The Monetary Authority of Singapore maintained a looser policy stance in early 2025, pressuring bank lending margins and impacting the US dollar vs Singapore dollar. Singapore's Economic Development Board reported S$14.2 billion in investment commitments for 2025, much of it coming from China and expected to boost job creation and growth despite global uncertainty. Additionally, DBS Group cited a stronger Singapore dollar and lower rates as factors affecting recent financial results. These factors continue to highlight capital flows favoring the Singapore dollar.

Anton Kharitonov, expert at Traders Union, notes persistent weakness in USD/SGD as the pair trades below all major moving averages. He highlights that Singapore's looser monetary policy and strong investment inflows from China have shifted sentiment firmly in favor of the Singapore dollar. Technical signals, such as a bearish MACD and negative ADX, echo this downtrend, while even temporary oversold conditions do not suggest a reversal.

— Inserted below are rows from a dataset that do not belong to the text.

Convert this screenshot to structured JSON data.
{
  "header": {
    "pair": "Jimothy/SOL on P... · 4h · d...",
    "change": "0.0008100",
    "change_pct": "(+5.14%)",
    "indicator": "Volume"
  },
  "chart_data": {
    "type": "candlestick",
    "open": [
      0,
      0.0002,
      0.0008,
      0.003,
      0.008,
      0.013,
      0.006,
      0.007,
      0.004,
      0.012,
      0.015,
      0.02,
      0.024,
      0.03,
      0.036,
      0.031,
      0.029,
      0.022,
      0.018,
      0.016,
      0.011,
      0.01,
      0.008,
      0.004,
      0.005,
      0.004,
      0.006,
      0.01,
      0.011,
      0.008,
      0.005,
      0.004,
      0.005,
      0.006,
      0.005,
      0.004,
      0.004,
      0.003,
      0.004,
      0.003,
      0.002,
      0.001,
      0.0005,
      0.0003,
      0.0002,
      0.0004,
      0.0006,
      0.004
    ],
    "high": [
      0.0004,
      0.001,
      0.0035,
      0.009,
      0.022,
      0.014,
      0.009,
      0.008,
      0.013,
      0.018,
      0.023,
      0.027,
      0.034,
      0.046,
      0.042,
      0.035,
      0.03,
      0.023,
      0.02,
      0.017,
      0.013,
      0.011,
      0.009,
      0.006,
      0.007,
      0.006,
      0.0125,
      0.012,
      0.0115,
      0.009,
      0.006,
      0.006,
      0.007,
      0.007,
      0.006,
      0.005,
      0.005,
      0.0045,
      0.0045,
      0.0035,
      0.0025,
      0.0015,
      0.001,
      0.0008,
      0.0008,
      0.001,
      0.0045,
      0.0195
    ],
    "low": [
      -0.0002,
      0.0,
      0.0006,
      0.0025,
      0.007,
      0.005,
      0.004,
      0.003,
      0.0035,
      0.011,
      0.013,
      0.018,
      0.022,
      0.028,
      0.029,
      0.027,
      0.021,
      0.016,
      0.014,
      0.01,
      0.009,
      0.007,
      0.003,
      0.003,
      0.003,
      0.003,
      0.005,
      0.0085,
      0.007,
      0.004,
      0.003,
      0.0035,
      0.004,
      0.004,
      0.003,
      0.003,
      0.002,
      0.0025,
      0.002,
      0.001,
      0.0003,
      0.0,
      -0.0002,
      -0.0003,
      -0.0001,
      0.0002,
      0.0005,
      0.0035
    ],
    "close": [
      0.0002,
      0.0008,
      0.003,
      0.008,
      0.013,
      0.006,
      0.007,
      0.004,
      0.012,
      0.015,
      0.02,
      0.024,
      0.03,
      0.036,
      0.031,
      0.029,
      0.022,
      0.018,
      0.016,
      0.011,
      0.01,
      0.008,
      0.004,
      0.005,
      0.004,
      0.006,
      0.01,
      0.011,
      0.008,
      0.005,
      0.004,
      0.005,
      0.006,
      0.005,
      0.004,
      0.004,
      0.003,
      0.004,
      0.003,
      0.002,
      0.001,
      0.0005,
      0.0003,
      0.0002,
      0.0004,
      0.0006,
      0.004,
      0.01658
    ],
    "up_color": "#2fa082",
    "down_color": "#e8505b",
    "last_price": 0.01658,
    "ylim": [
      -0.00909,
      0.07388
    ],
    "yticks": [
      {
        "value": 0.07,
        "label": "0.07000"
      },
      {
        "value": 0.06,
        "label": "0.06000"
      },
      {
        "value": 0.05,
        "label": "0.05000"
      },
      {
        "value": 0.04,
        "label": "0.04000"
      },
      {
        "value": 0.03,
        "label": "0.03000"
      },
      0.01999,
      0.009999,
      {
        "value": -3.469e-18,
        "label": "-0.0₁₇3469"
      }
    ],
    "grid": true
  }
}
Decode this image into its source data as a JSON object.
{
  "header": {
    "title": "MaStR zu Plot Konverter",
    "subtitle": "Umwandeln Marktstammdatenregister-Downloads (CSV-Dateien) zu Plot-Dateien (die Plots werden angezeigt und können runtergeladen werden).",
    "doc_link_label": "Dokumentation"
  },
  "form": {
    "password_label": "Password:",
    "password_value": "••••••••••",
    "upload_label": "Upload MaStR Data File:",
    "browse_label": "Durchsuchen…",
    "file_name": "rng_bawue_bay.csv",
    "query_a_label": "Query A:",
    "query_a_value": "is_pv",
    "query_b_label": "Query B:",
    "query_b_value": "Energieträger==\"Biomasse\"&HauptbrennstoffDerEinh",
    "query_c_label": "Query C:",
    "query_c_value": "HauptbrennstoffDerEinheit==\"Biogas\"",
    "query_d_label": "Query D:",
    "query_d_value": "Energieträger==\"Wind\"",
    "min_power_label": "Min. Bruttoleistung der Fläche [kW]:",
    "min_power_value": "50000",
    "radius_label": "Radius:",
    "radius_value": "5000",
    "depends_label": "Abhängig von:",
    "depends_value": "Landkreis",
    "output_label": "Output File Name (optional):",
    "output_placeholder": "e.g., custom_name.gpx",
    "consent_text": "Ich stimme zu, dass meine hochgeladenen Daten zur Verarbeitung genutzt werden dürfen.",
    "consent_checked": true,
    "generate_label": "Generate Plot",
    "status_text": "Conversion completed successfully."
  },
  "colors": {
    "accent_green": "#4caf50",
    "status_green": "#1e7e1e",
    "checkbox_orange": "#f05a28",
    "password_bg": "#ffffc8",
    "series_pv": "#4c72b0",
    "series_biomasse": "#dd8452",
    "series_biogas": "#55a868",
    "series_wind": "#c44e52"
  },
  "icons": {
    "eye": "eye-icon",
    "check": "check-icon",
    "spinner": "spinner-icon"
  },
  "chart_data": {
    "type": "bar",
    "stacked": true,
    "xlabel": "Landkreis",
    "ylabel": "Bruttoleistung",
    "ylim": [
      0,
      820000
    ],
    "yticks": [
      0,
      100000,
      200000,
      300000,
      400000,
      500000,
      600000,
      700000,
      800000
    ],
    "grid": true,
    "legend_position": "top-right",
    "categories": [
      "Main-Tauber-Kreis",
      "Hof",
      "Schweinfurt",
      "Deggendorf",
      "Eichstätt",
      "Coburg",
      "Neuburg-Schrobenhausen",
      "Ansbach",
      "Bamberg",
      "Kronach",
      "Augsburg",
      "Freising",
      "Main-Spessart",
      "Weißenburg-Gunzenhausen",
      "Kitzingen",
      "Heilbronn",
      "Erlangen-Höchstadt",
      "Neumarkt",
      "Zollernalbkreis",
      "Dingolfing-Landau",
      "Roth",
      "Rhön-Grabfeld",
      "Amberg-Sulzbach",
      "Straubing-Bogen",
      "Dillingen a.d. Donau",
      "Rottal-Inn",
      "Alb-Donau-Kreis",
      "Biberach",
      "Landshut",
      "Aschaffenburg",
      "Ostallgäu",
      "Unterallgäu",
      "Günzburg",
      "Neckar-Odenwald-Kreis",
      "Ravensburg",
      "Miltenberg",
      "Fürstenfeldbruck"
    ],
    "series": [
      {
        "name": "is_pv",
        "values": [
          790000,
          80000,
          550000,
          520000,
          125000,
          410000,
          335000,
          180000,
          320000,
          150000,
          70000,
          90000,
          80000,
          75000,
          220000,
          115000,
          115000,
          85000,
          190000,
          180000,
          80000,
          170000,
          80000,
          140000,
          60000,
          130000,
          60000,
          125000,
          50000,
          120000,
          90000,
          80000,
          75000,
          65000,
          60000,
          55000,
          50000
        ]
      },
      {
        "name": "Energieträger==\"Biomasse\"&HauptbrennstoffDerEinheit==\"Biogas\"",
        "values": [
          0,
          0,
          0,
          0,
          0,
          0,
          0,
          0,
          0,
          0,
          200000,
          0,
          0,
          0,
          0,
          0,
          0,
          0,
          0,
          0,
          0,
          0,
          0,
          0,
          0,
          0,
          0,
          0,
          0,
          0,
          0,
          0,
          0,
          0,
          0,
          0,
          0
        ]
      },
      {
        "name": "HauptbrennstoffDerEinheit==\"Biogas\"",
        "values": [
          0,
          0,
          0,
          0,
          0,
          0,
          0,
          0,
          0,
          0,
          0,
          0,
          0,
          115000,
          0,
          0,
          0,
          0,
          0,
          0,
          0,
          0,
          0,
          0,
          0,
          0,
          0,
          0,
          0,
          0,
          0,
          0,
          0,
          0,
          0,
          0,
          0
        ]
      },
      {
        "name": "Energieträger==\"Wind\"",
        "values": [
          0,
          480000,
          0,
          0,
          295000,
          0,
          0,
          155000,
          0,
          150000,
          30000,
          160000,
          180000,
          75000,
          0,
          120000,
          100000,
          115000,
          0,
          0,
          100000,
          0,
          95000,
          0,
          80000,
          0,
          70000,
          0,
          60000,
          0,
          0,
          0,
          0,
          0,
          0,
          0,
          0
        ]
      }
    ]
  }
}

Kharitonov points out that any relief rally is likely to be capped by near-term resistance, with failed attempts at stabilization reflecting systemic downside risks. "Bank lending pressures and dominant bearish signals make USD/SGD vulnerable — I see little scope for sustained recovery unless both momentum and policy dynamics shift dramatically," he warns.

Viktoras Karapetjanc, expert at Traders Union, views the recent policy stance by Singapore as a strong foundation for further SGD strength. He points to large-scale investment commitments and confident capital inflows as positive macro drivers that reinforce local currency gains. Despite current volatility, Karapetjanc believes the market offers opportunities for positioning alongside structural tailwinds. "With resilient investment growth and a constructive policy environment, I see further appreciation potential for the Singapore dollar in the short term," he affirms.

Jainam Mehta, market strategist, focuses on the technical landscape and short-term price action. He sees key support holding at S$1.2658, but notes momentum favors sellers barring a sharp rebound above S$1.2744. Mehta suggests tactical traders may look for contrarian opportunities if intraday oversold signals deepen, aiming for a potential mean reversion. "If USD/SGD fails to reclaim the 1.2744 resistance, downside remains favored — but tactical bounces could appear for nimble traders," he says.

Downtrend confirmed as negative momentum meets mixed oscillator signals

The nearest dynamic support for the pair is at 1.2658, while resistance is seen at the Kijun level near 1.2744. Oscillators and momentum indicators, including a "Strong Sell" MACD and a bearish ADX, confirm the negative trend. The daily RSI is near 43 and CCI is neutral, suggesting no clear oversold condition, but an overbought D1 Stoch RSI points to prior upside exhaustion. On lower timeframes, short-term oversold signals from the Stoch RSI and CCI reflect a sharp drop, while the Awesome Oscillator also supports the prevailing downtrend.

Previously it was reported that USD/SGD is trading below its short- and medium-term moving averages but remains supported by the MA-200, with momentum indicators presenting a mixed outlook and no strong overbought or oversold signals. Analysts noted that the pair faces firm downside pressure, with resistance near current levels and limited upside, as the price is expected to remain mostly rangebound with a bias toward further weakness unless key resistance is breached.